Key Responsibilities
- Design, develop, and maintain robust data pipelines using Python/PySpark
- Build and optimize ETL workflows for large-scale data processing
- Work with Azure services such as:
- Azure Blob Storage
- Azure Data Lake
- Azure Data Factory
- Azure Synapse Analytics
- Ensure high performance and reliability of data systems
- Collaborate with cross-functional teams to understand data requirements
- Implement best practices for data governance, security, and quality
- Use version control tools like Git and manage tasks via Azure DevOps or Jira
- Provide technical guidance and mentorship to junior team members.
- Drive design decisions and contribute to data architecture planning.
Required Skills & Experience
- 5+ years of experience with SQL
- 4+ years of hands-on experience in building data pipelines using Python/PySpark
- 4+ years of experience with the Azure ETL stack
- Strong understanding of:
- Data modeling
- Distributed computing
- Data warehousing concepts
- Experience with code versioning tools (Git)
- Familiarity with Agile tools such as Azure DevOps or Jira
Qualifications
- Bachelor’s degree in:
- B.Sc / BCA / B.Tech / B.E (any specialization)

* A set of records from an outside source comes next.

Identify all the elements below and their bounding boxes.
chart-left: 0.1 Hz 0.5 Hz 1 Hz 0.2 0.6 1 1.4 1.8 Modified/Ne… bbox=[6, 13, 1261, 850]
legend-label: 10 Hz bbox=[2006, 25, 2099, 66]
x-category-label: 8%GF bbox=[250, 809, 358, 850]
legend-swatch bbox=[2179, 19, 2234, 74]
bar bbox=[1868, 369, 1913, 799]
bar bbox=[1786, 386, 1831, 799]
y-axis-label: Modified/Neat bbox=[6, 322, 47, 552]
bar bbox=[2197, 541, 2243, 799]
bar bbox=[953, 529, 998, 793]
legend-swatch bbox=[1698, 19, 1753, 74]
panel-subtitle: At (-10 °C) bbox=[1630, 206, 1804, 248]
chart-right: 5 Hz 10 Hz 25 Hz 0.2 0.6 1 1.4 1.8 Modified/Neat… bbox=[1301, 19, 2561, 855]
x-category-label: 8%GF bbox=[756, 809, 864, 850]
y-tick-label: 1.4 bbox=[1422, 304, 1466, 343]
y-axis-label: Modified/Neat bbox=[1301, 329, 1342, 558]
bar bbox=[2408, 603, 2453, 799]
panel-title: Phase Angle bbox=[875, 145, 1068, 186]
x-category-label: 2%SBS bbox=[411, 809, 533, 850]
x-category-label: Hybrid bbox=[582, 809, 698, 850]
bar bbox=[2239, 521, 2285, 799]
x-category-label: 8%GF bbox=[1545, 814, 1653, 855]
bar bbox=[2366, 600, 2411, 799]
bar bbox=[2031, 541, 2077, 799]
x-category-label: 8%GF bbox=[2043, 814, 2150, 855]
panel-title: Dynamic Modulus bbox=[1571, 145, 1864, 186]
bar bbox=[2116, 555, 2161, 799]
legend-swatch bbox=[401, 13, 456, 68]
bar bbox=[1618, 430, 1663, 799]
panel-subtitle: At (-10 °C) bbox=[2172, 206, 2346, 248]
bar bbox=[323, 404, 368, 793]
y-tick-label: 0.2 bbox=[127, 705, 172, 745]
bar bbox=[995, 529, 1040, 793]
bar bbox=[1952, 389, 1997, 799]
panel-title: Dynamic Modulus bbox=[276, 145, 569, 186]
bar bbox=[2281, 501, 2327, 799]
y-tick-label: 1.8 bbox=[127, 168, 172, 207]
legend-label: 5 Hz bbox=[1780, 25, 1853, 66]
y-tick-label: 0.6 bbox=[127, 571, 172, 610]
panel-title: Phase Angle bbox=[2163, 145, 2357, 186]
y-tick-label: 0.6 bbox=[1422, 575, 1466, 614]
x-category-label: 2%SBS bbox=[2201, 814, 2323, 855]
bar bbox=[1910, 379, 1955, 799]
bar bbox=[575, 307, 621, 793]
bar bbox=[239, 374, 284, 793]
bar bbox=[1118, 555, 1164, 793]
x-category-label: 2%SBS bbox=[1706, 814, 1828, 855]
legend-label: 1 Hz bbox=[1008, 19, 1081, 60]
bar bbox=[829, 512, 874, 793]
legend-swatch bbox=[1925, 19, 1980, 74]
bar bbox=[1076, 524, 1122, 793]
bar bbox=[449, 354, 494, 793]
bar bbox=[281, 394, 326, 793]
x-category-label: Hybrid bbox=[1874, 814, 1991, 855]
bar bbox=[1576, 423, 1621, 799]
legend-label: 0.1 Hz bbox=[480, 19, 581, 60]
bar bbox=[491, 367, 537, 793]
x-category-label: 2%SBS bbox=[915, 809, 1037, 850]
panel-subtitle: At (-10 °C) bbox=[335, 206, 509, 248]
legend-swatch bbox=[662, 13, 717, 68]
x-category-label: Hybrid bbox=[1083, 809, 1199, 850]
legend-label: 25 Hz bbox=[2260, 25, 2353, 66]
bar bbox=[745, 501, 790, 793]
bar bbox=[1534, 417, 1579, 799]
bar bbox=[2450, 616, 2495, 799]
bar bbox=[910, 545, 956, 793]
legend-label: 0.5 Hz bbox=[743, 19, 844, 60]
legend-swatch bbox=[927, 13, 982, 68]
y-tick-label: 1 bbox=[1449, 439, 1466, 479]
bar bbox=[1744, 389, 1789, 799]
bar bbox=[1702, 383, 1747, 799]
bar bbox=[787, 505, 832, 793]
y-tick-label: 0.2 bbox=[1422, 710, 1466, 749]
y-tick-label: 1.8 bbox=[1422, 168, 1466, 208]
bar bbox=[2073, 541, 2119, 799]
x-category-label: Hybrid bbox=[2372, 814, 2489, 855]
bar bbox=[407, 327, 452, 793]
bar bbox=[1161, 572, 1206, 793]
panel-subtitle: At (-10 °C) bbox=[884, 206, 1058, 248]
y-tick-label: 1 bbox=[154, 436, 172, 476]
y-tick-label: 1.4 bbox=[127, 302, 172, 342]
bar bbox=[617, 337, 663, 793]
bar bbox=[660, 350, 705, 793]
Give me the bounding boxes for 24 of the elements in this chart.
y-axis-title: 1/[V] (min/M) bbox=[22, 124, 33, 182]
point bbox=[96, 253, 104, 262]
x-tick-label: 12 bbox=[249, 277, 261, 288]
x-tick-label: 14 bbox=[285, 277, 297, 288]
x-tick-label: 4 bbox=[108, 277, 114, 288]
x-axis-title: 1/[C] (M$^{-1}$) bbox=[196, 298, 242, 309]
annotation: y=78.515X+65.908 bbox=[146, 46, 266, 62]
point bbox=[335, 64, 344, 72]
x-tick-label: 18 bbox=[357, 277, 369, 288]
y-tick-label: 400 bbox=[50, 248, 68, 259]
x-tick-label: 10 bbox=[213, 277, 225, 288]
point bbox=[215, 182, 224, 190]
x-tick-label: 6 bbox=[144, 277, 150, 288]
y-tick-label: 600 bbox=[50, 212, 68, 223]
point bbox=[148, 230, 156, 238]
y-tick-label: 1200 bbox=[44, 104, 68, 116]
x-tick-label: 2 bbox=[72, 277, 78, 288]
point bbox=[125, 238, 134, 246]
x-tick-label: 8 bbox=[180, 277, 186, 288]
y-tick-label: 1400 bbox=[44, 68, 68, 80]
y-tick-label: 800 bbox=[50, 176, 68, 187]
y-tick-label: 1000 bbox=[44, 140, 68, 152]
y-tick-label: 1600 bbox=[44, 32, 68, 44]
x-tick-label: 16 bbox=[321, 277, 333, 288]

- Strong verbal and written communication skills
- Reliable internet connection (for remote/hybrid roles)
- Azure certifications are a plus
Preferred (Bonus) Skills
- Experience with real-time data processing
- Knowledge of CI/CD pipelines for data engineering
- Exposure to big data technologies beyond Azure ecosystem
- Provide technical guidance and mentorship to junior team members.
- Drive design decisions and contribute to data architecture planning.